Lee’s research lies in the intersection of data science, machine learning and cybersecurity, and their social applications and security implications. In recent years, he has primarily studied misinformation and disinformation and other forms of cyber frauds and fakes. His research team, the Penn State Information, Knowledge, and Web (PIKE) Research Group, has been at the frontline of computational fake news research.
Before starting at Penn State in 2002, Lee worked at AT&T Bell Labs from 1995 to 1997 and obtained his doctorate in computer science from UCLA in 2002. From 2015 to 2017, he served as a program director at the National Science Foundation, co-managing cybersecurity education and research programs of national priority.
Fulbright Scholar Awards are prestigious and competitive fellowships which provide unique opportunities for scholars to teach and conduct research abroad, positioning them to play a critical role in U.S. public diplomacy through the establishment of long-term relationships between people and nations.
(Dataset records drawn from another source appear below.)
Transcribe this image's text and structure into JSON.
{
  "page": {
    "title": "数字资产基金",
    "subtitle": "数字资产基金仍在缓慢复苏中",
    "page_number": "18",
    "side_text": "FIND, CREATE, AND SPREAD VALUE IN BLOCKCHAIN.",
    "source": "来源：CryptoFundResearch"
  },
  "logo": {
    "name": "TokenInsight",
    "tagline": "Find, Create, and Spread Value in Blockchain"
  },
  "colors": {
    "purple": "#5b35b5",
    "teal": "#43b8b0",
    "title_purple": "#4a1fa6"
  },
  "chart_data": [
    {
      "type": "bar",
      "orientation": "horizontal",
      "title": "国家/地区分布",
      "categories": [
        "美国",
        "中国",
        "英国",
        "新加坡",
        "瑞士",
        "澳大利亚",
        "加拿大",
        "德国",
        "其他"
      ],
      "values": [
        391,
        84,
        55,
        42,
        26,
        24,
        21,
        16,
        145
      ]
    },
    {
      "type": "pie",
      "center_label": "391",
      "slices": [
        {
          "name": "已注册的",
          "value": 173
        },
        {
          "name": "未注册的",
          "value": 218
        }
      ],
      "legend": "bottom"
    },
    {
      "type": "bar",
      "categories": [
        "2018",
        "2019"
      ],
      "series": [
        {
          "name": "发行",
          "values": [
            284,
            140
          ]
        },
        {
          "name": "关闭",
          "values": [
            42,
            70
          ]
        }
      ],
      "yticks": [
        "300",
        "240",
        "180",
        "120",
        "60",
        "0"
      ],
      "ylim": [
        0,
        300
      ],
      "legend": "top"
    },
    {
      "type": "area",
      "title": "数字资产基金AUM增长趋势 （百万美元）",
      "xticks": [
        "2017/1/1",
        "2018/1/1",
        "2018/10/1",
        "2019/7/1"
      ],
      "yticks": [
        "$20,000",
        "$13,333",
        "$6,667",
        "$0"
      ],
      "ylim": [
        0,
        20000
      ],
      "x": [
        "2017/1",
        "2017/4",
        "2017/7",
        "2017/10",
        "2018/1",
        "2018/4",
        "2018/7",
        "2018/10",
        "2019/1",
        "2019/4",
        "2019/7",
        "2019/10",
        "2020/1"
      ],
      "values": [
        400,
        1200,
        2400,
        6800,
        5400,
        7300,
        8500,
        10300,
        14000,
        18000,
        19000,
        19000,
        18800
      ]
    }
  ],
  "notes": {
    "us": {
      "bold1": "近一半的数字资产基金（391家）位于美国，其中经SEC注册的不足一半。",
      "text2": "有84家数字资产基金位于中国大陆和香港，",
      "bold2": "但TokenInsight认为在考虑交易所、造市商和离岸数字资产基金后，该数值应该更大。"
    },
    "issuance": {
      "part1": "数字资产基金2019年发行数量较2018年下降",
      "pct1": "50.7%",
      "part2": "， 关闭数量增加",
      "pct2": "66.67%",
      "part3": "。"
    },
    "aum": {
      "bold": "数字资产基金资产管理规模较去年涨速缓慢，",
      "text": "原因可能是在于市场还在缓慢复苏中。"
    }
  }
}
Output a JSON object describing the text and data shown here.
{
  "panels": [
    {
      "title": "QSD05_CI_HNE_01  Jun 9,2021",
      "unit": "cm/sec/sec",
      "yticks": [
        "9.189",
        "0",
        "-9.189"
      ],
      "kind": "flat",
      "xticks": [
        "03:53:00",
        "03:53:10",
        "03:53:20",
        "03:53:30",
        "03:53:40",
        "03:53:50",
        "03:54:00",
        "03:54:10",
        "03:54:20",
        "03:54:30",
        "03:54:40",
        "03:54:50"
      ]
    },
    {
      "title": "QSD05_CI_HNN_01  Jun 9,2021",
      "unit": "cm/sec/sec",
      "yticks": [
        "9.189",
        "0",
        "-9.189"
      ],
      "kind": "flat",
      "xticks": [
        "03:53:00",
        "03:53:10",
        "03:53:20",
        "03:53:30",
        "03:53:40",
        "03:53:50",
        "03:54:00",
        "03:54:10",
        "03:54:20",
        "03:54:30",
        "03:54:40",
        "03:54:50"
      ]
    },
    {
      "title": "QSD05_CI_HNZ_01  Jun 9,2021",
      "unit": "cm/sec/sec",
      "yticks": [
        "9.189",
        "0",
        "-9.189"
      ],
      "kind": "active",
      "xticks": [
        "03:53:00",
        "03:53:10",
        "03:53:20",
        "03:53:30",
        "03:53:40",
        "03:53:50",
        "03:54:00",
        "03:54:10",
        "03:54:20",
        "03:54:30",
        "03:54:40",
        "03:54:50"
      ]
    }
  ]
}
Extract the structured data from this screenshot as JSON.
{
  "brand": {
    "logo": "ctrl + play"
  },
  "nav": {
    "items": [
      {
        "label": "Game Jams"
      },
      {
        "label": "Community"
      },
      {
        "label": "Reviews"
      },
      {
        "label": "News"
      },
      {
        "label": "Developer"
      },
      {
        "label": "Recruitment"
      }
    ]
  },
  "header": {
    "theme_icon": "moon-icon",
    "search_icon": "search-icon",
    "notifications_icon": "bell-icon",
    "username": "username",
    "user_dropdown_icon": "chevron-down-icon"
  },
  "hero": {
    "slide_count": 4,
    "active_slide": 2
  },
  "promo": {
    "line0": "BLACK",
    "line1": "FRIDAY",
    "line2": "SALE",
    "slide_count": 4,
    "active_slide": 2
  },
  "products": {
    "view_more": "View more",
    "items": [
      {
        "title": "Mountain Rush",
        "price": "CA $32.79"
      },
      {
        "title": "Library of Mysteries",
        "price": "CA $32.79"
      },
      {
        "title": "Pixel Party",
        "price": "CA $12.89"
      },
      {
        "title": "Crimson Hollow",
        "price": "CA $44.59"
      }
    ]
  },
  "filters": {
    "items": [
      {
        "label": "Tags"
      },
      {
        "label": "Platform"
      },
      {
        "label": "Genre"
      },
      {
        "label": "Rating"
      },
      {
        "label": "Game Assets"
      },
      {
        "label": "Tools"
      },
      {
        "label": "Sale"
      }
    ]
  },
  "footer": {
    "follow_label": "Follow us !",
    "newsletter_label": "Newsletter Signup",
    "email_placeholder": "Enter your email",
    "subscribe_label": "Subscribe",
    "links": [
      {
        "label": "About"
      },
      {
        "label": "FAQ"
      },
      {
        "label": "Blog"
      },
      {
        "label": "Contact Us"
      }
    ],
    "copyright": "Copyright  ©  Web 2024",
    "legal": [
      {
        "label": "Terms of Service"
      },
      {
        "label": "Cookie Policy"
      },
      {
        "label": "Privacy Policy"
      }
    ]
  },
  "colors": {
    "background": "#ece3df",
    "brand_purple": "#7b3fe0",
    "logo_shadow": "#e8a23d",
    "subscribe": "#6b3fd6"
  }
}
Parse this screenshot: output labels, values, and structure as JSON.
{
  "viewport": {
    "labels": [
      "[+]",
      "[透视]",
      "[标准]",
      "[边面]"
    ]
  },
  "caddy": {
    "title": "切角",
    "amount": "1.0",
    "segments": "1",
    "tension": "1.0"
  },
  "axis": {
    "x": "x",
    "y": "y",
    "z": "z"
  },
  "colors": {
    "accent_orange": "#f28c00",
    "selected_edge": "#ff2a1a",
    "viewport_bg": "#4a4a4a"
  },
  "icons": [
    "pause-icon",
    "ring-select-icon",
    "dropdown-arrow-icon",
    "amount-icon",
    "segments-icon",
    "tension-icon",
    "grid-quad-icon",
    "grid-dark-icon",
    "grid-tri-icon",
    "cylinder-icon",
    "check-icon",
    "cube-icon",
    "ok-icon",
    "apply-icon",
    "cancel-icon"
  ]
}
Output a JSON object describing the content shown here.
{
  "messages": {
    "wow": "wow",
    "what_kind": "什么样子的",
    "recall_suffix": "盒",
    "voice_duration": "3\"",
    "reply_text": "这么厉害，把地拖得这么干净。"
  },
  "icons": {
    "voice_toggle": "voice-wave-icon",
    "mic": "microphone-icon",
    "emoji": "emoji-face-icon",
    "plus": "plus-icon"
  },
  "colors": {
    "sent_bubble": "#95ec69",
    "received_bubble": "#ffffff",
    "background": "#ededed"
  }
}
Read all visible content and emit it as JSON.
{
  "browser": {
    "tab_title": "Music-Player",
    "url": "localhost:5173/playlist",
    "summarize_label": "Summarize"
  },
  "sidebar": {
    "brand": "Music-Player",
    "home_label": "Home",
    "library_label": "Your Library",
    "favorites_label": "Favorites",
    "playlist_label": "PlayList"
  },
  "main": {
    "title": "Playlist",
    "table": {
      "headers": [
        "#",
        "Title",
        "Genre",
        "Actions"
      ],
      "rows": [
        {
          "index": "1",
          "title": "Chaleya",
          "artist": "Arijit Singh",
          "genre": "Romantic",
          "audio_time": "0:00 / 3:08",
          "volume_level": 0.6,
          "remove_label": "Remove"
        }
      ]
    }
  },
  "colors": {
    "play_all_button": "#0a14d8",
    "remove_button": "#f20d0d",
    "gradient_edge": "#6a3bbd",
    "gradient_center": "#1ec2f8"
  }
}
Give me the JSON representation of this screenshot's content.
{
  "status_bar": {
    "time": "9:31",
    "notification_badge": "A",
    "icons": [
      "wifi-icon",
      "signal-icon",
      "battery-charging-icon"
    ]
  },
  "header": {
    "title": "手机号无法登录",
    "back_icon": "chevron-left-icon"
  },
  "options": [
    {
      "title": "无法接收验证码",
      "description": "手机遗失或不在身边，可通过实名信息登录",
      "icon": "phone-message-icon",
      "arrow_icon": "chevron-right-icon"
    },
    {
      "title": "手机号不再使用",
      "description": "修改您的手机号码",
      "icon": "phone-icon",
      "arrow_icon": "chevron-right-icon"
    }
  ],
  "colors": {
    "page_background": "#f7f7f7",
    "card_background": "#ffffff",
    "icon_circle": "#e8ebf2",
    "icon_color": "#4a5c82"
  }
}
The Fulbright Cyber Security Award, in particular, is presented annually to two cybersecurity scholars who are experts in the field, as part of collaboration between the U.S. and the United Kingdom.
“I am honored to be recognized with a Fulbright award,” said Lee. “The support will not only advance a collaboration between psychological learning and cybersecurity, but it will also enable new interdisciplinary and multicultural perspective to my misinformation research.”